Entonces, mi madre presentó cargos contra mí por secuestro. Al mismo tiempo, mi antiguo ortodoncista me estaba cobrando cuentas pasadas que mis padres nunca pagaron cuando yo era menor de edad. Así que tuve que contratar un abogado para aclarar mi situación legal en ambos casos.

Finalmente, advertí a mis padres que buscaría la adopción legal de mi hermano, lo que implicó hablar en la corte sobre situaciones de abuso. Fue así como los cargos contra mí fueron retirados y obtuve la adopción de mi hermano.

Advertí a mis padres que buscaría la adopción legal de mi hermano, lo que implicó hablar en la corte sobre situaciones de abuso. Imagen: Canva

Años después, sentí el llamado de Dios para servir una misión, lo que me requirió dejar a un hombre al que amaba mucho y enviar a mi hermano de regreso a casa para que terminara la secundaria. Sin duda, ambas fueron duras despedidas para mí.

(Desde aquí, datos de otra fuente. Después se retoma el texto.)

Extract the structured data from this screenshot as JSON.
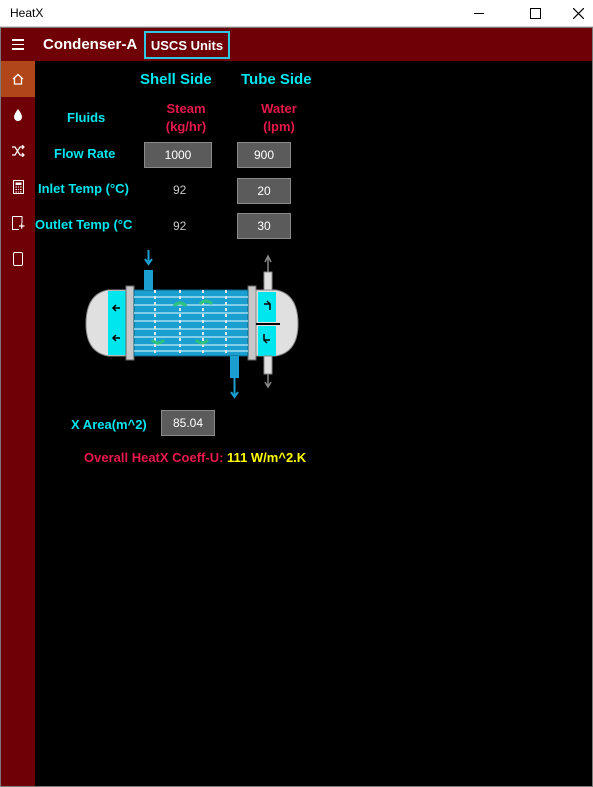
{
  "window": {
    "title": "HeatX"
  },
  "header": {
    "title": "Condenser-A",
    "units_button": "USCS Units"
  },
  "nav": {
    "items": [
      "home-icon",
      "drop-icon",
      "shuffle-icon",
      "calculator-icon",
      "note-icon",
      "tablet-icon"
    ],
    "active": "home-icon"
  },
  "columns": {
    "shell": "Shell Side",
    "tube": "Tube Side"
  },
  "labels": {
    "fluids": "Fluids",
    "flow_rate": "Flow Rate",
    "inlet_temp": "Inlet Temp (°C)",
    "outlet_temp": "Outlet Temp (°C",
    "x_area": "X Area(m^2)"
  },
  "shell": {
    "fluid": "Steam",
    "unit": "(kg/hr)",
    "flow_rate": "1000",
    "inlet_temp": "92",
    "outlet_temp": "92"
  },
  "tube": {
    "fluid": "Water",
    "unit": "(lpm)",
    "flow_rate": "900",
    "inlet_temp": "20",
    "outlet_temp": "30"
  },
  "area": {
    "value": "85.04"
  },
  "result": {
    "label": "Overall HeatX Coeff-U: ",
    "value": "111 W/m^2.K"
  },
  "colors": {
    "brand": "#6e0006",
    "accent": "#00e6ee",
    "unit_red": "#e6194b",
    "result_yellow": "#ffff00"
  }
}
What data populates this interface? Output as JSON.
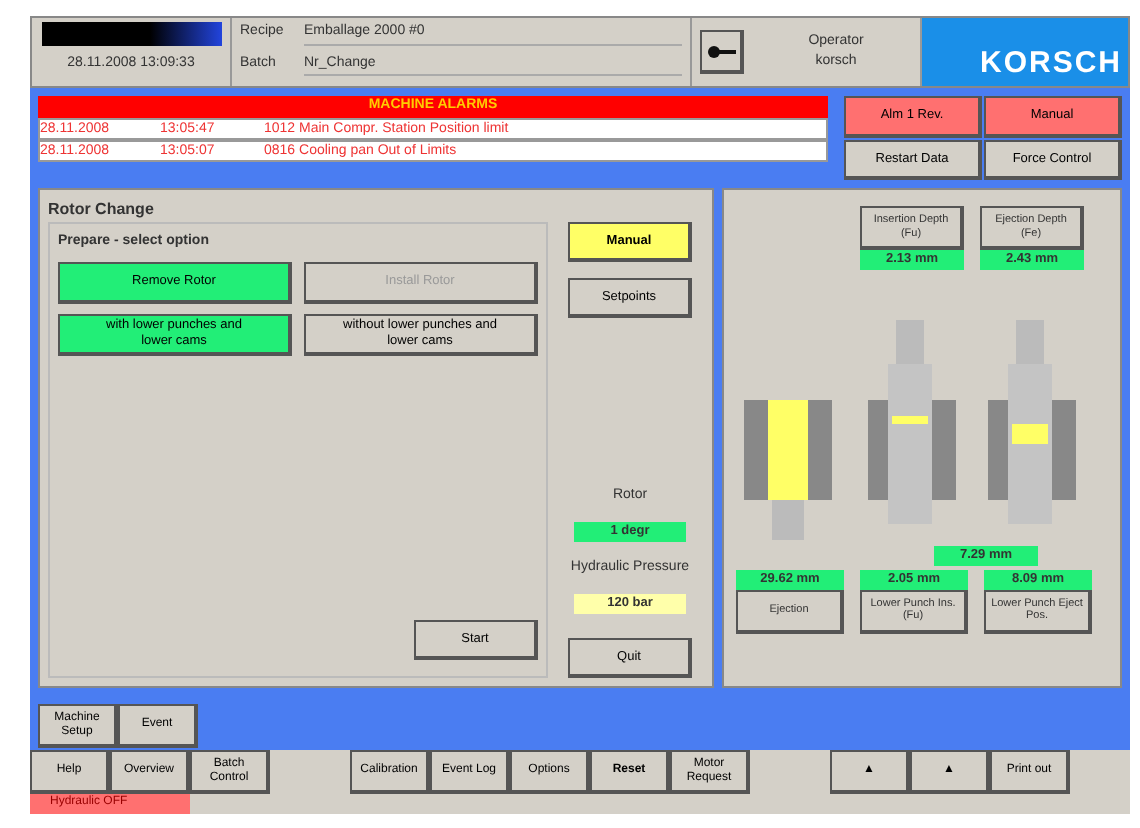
{
  "header": {
    "clock": "28.11.2008 13:09:33",
    "recipe_label": "Recipe",
    "recipe": "Emballage 2000 #0",
    "batch_label": "Batch",
    "batch": "Nr_Change",
    "operator_label": "Operator",
    "operator": "korsch",
    "logo": "KORSCH"
  },
  "alarms": {
    "title": "MACHINE ALARMS",
    "rows": [
      {
        "date": "28.11.2008",
        "time": "13:05:47",
        "message": "1012 Main Compr. Station Position limit"
      },
      {
        "date": "28.11.2008",
        "time": "13:05:07",
        "message": "0816 Cooling pan Out of Limits"
      }
    ],
    "buttons": [
      {
        "label": "Alm 1 Rev.",
        "kind": "alarm"
      },
      {
        "label": "Manual",
        "kind": "alarm"
      },
      {
        "label": "Restart Data",
        "kind": "normal"
      },
      {
        "label": "Force Control",
        "kind": "normal"
      }
    ]
  },
  "rotor_change": {
    "title": "Rotor Change",
    "group_title": "Prepare - select option",
    "options": [
      {
        "label": "Remove Rotor",
        "kind": "active"
      },
      {
        "label": "Install Rotor",
        "kind": "disabled"
      },
      {
        "label": "with lower punches and lower cams",
        "kind": "active"
      },
      {
        "label": "without lower punches and lower cams",
        "kind": "normal"
      }
    ],
    "side_buttons": [
      {
        "label": "Manual",
        "kind": "warning"
      },
      {
        "label": "Setpoints",
        "kind": "normal"
      }
    ],
    "start": "Start",
    "rotor_label": "Rotor",
    "rotor_value": "1 degr",
    "pressure_label": "Hydraulic Pressure",
    "pressure_value": "120 bar",
    "quit": "Quit"
  },
  "depths": {
    "top": [
      {
        "label": "Insertion Depth (Fu)",
        "value": "2.13 mm"
      },
      {
        "label": "Ejection Depth (Fe)",
        "value": "2.43 mm"
      }
    ],
    "middle_value": "7.29 mm",
    "bottom": [
      {
        "label": "Ejection",
        "value": "29.62 mm"
      },
      {
        "label": "Lower Punch Ins. (Fu)",
        "value": "2.05 mm"
      },
      {
        "label": "Lower Punch Eject Pos.",
        "value": "8.09 mm"
      }
    ]
  },
  "nav_top": [
    "Machine Setup",
    "Event"
  ],
  "nav_bottom": [
    {
      "label": "Help",
      "kind": "normal"
    },
    {
      "label": "Overview",
      "kind": "normal"
    },
    {
      "label": "Batch Control",
      "kind": "normal"
    },
    {
      "kind": "gap"
    },
    {
      "label": "Calibration",
      "kind": "normal"
    },
    {
      "label": "Event Log",
      "kind": "normal"
    },
    {
      "label": "Options",
      "kind": "normal"
    },
    {
      "label": "Reset",
      "kind": "bold"
    },
    {
      "label": "Motor Request",
      "kind": "normal"
    },
    {
      "kind": "gap"
    },
    {
      "label": "▲",
      "kind": "normal"
    },
    {
      "label": "▲",
      "kind": "normal"
    },
    {
      "label": "Print out",
      "kind": "normal"
    }
  ],
  "status": {
    "hydraulic": "Hydraulic OFF"
  }
}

Al llegar a la misión trabajé con todo el corazón, pude enseñar a muchas personas, en especial a personas sordas, y aprendí más sobre el amor de Cristo. Pero en ese transcurso me llegó otra prueba: perdí la voz.

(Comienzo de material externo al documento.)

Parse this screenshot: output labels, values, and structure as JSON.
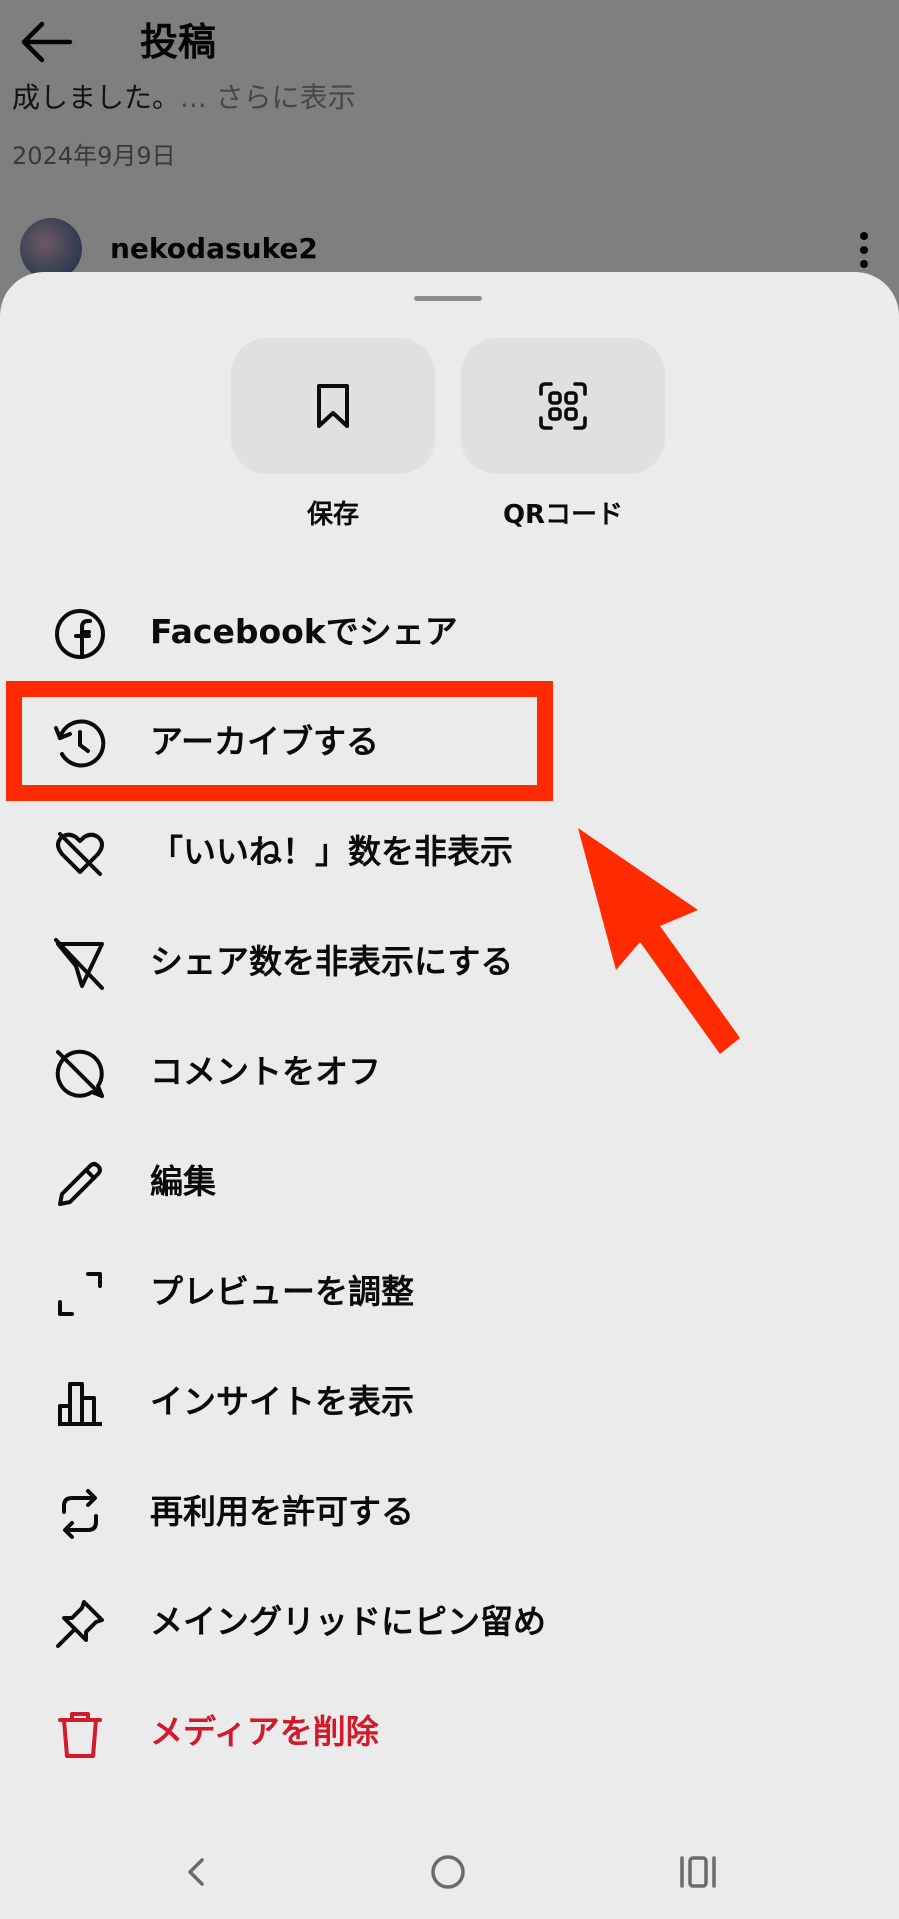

Me hicieron algunos estudios y los resultados revelaron Epstein-Barr crónico. Los marcadores normales de mononucleosis oscilan entre 50 y 75, pero los míos superaban los 900. Debido a eso, mi misión terminó antes de lo previsto.

De la noche a la mañana pasé de predicar con gozo a estar enferma y sin un lugar estable para vivir. Aunque una familia maravillosa, los Shoemaker, se ofreció a recibirme, pronto mi presidente de misión contactó a mis padres y ellos aceptaron que volviera a casa.

Cuando llegué, tuve que reorganizar todo mi espacio a pesar de estar muy enferma. Colocaron un palo de trapeador sobre cajas apiladas como si fuera un clóset improvisado, y en el suelo, junto a eso, extendieron una colchoneta de camping. En esas condiciones pasé dos meses y medio.

Los médicos dijeron que nunca me recuperaría del todo. Imagen: Canva

A menudo necesitaba ayuda incluso para ir al baño, pero nunca recibí un buen trato y durante años, mis padres me hicieron sentir que estaba en deuda eterna con ellos. Como si por haberme dado a luz y “haberme ayudado”, yo les debiera mi vida entera.

En ese tiempo ya tenía 22 años y los médicos dijeron que nunca me recuperaría del todo. La depresión y la desesperanza fueron profundas. Pero Dios no me dejó ahí.

Él me ayudó a salir de esa situación, volví a irme de casa y esta vez, ya no regresé. Hoy, muchos años después, volteo a ver al pasado y no siento rencor. He aprendido a sanar y a tomar esa experiencia como aprendizaje

Tengo un hijo que regresará a casa tras un accidente devastador, pero en su caso en comparación con el mío, él vuelve a un hogar con orden, consuelo, seguridad y paz. Sé que sanará y que todo estará bien.

Y cuando lo miro, pienso en aquella joven de 22 años que estaba en el suelo, enferma y convencida de que no tenía futuro y le agradezco. Porque lo que ella aprendió en medio del dolor ahora protege a mi hijo. Él no tendrá que pasar por lo mismo que yo.

A veces estas experiencias duras del pasado son lo que necesitamos para ser mejores discípulos de Jesucristo. Si hoy sientes dolor, recuerda que Dios está ahí y nunca te dejará solo. Con el tiempo verás que todo fue parte de algo más grande.